In the old life, this was where she would cry.
This was where I would fold.
This was where all of them would watch me choose peace over myself.
But Mum looked at my face, then at the paper in my hand, then at the suitcases crowded around the entrance.
Something in her changed.
Small, but real.
“Eldest sister,” she said, voice shaking, “Nian Nian did not invite you to live with her.”
My aunt stared at her.
So did I.
Mum had never said anything like that before.
The sentence was not loud.
It did not need to be.
For the first time, someone other than me had drawn the line.
Chu Min recovered fastest.
She stepped forward, smiling again, though her eyes were hard.
“Nian Nian, why make this ugly? We only teased you at the station. You cannot take every little thing seriously.
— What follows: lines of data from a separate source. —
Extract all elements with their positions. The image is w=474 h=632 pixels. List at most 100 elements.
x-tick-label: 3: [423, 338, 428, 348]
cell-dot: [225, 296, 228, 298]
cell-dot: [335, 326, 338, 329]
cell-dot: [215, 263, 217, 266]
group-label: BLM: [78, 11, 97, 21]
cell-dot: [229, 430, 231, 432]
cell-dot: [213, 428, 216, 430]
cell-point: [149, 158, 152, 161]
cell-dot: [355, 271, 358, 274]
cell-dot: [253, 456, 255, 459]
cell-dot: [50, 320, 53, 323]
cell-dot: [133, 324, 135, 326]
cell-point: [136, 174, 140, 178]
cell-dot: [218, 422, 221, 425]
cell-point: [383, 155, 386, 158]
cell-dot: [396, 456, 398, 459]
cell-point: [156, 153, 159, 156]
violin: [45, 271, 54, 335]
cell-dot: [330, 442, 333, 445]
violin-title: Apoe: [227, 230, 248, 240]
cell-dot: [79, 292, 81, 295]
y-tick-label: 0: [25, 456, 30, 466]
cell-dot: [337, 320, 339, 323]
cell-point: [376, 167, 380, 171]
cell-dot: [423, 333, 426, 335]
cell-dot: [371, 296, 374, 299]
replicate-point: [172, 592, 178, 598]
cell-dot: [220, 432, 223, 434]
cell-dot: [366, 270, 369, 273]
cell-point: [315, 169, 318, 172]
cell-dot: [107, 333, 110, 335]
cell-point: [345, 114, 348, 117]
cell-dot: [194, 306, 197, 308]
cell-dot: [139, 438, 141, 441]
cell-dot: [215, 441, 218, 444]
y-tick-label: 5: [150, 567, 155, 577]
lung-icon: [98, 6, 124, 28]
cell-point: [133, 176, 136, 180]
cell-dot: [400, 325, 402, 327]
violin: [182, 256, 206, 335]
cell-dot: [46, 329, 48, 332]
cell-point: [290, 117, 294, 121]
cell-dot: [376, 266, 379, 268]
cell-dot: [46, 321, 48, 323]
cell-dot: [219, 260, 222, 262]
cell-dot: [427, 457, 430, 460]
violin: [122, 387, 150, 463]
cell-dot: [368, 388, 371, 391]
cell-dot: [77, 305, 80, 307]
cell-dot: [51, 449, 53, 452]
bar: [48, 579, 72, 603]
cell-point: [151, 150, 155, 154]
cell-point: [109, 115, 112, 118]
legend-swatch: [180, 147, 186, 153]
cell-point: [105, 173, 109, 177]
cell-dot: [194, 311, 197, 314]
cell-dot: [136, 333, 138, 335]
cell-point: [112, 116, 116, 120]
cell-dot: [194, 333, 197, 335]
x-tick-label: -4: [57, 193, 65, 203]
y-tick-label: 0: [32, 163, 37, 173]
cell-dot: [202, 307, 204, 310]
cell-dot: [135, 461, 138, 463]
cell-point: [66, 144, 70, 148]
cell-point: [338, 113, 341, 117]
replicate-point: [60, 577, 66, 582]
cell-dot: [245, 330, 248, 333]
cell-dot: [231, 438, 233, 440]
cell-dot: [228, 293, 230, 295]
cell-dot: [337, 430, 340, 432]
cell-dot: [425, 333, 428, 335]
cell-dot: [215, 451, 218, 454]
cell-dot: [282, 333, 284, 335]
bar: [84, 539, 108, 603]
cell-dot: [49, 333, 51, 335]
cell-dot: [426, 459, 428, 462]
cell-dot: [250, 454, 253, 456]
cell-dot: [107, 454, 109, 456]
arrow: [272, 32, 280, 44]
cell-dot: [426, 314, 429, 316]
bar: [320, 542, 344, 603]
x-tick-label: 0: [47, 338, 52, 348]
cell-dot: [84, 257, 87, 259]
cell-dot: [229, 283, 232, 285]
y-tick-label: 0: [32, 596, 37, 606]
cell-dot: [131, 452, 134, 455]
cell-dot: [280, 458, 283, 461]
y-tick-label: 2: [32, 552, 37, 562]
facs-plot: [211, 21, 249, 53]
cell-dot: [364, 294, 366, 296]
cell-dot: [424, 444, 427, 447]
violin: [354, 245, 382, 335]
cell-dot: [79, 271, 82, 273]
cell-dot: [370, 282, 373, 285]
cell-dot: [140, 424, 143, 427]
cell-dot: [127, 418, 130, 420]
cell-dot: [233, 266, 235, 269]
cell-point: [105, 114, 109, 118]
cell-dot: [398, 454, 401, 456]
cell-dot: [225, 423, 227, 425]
Besides, if you are really Vice President, surely helping Chu Yang find work is nothing to you.”
There it was.
The second door.
Housing first.
Work next.
Money after that.
A whole future trying to rebuild itself.
I took out my phone.
Chu Min’s smile faded.
“What are you doing?”
“Checking the recording,” I said.
My eldest aunt shouted, “What recording?”
I looked at the camera above the entrance.
Then at the phone in my hand.
Then at every face that had come to Beijing expecting to find a tired, guilty woman with a sofa to surrender.
“The one that starts at the station,” I said. “And the one that starts here.”
Liu Fang went pale.
Chu Yang stepped back as if the pavement had shifted.
Mum covered her mouth.
Chu Min’s expression changed completely.
No smile.
No sweetness.
Only fear, naked and quick.
And that was when I knew.
The bank call had not been random.
Someone had already tried to ask about my assets.
Someone standing in front of me had moved earlier than in my previous life.
The game had not merely restarted.
It had sped up.
My phone vibrated once more.
A message from Lu Yan appeared on the screen.
“We found the caller name used in the bank enquiry. It matches a family contact. Do not be alone with them.”
I looked up slowly.
Chu Min was staring at my phone.
And for the first time in two lifetimes, she looked as though she had just realised I was not the one trapped anymore.